5 Haziran 2013 Çarşamba günü öğle namazından sonra salonu dolduran davetlilere doyurucu bilgiler veren Dr. İbrahim Ateş, yaptığı “Kulluğun Kıvamı Devamındadır” konulu konferansında önemli açıklamalarda bulundu. Rûh-u Resûlullah’a ithafen okunan 7 hatm-i şerîfin duasını yaptıktan sonra konuyla ilgili konuşmasına geçen Dr. Ateş, Miraç-ı Muhammedî’nin motiflerinden olan “kulluk” kavramını ele alarak dikkatle dinlenen konuşmasında şu cümlelere yer verdi:
“İsra ve Miraç mucizesinin yıldönümünü bir kere daha idrâk ve ihya etmenin bahtiyarlığına eren muhterem misafirlerimiz, kullukta kaim, iman, ibadet ve istikamette daim olmalarını dilediğim değerli dostlar, Hz.

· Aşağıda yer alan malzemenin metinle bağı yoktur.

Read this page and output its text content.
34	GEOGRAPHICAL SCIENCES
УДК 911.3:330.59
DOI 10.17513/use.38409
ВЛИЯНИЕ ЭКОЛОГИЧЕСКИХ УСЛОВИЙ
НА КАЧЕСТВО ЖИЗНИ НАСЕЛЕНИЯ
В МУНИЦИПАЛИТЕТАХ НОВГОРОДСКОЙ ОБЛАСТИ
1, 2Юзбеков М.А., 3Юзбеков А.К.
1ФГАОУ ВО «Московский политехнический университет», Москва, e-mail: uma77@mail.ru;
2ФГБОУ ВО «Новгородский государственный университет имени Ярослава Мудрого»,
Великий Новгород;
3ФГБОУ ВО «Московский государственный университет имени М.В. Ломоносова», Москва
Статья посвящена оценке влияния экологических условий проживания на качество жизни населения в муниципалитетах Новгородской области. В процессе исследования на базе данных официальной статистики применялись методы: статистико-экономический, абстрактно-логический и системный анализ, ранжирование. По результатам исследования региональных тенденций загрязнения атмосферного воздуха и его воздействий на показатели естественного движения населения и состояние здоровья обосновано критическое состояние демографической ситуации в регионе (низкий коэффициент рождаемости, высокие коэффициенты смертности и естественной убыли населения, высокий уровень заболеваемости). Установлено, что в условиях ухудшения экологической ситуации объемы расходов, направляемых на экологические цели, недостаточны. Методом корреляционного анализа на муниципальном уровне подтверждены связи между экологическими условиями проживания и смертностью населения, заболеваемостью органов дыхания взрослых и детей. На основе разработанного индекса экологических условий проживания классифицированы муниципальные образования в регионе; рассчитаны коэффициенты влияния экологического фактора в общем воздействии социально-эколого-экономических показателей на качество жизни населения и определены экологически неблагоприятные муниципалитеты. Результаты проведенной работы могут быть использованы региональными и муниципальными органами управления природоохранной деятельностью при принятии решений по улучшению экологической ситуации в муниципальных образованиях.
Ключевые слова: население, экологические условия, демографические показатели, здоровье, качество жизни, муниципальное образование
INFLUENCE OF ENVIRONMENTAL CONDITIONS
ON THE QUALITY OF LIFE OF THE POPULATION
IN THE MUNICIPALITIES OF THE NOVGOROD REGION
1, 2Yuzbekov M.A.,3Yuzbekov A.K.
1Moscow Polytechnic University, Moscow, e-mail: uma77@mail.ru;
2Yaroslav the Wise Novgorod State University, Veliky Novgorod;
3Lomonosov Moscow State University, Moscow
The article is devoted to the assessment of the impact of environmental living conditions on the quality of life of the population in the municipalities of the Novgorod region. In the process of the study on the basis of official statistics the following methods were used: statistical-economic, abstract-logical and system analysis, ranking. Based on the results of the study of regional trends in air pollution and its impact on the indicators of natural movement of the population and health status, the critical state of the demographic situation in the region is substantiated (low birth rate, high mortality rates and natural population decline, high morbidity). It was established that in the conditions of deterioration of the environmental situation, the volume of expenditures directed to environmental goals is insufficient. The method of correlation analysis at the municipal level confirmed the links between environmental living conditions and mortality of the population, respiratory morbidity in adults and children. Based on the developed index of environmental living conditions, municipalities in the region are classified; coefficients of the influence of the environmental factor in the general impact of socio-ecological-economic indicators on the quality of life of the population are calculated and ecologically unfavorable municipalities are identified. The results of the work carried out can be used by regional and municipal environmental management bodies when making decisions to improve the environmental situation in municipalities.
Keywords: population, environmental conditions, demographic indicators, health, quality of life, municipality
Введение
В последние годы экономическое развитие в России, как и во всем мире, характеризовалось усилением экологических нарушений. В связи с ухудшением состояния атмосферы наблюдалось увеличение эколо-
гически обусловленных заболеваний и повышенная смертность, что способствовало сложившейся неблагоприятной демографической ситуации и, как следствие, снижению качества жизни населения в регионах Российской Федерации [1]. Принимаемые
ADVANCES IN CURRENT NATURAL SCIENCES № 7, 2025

Peygamber (S.A.V.)’in hayatını öğrenip, örnek almalarını ve sünnet-i seniyyesine sarılmalarını temenni ettiğim sevgili kardeşlerim, basınımızın güzîde temsilcileri!
Recep ayının içerdiği kandillerin ikincisi olan İsra ve Miraç mucizesinin manevî atmosferine girmenin mutluluğu içinde düzenlediğimiz “Kulluğun Kıvamı Devamındadır” konulu konferansımıza katılarak bu gece bir kere daha kutlama bahtiyarlığına ereceğimiz İsra ve Miraç hadisesinin meydana gelmesinde etken olan unsurların başında gelen kulluk faktörüyle ilgili bilgi birikimimizi sizlerle paylaşmamıza vesîle olan seçkin heyetinizi sevgi ve saygıyla selamlıyor, bu gece ümmet-i Muhammed’e ihsan edilen Miraç armağanlarından biri olan namaz ibadetini eksiksiz ifa ederek huzur-u Hakk’a varıp manen miraca eren ve Cemalullah’ı gören mutlu insanlardan olmamızı diliyorum.
Kullukta kıvama gelmemiz ve kulluk kademelerinde ilerleyip yücelmemiz temennisiyle sözlerime başlarken, Yaradan’a yar ve yakîn olup rızasına eren, cennetine giren ve Cemalini gören müstesna müminlerden olmamızı niyaz ediyorum.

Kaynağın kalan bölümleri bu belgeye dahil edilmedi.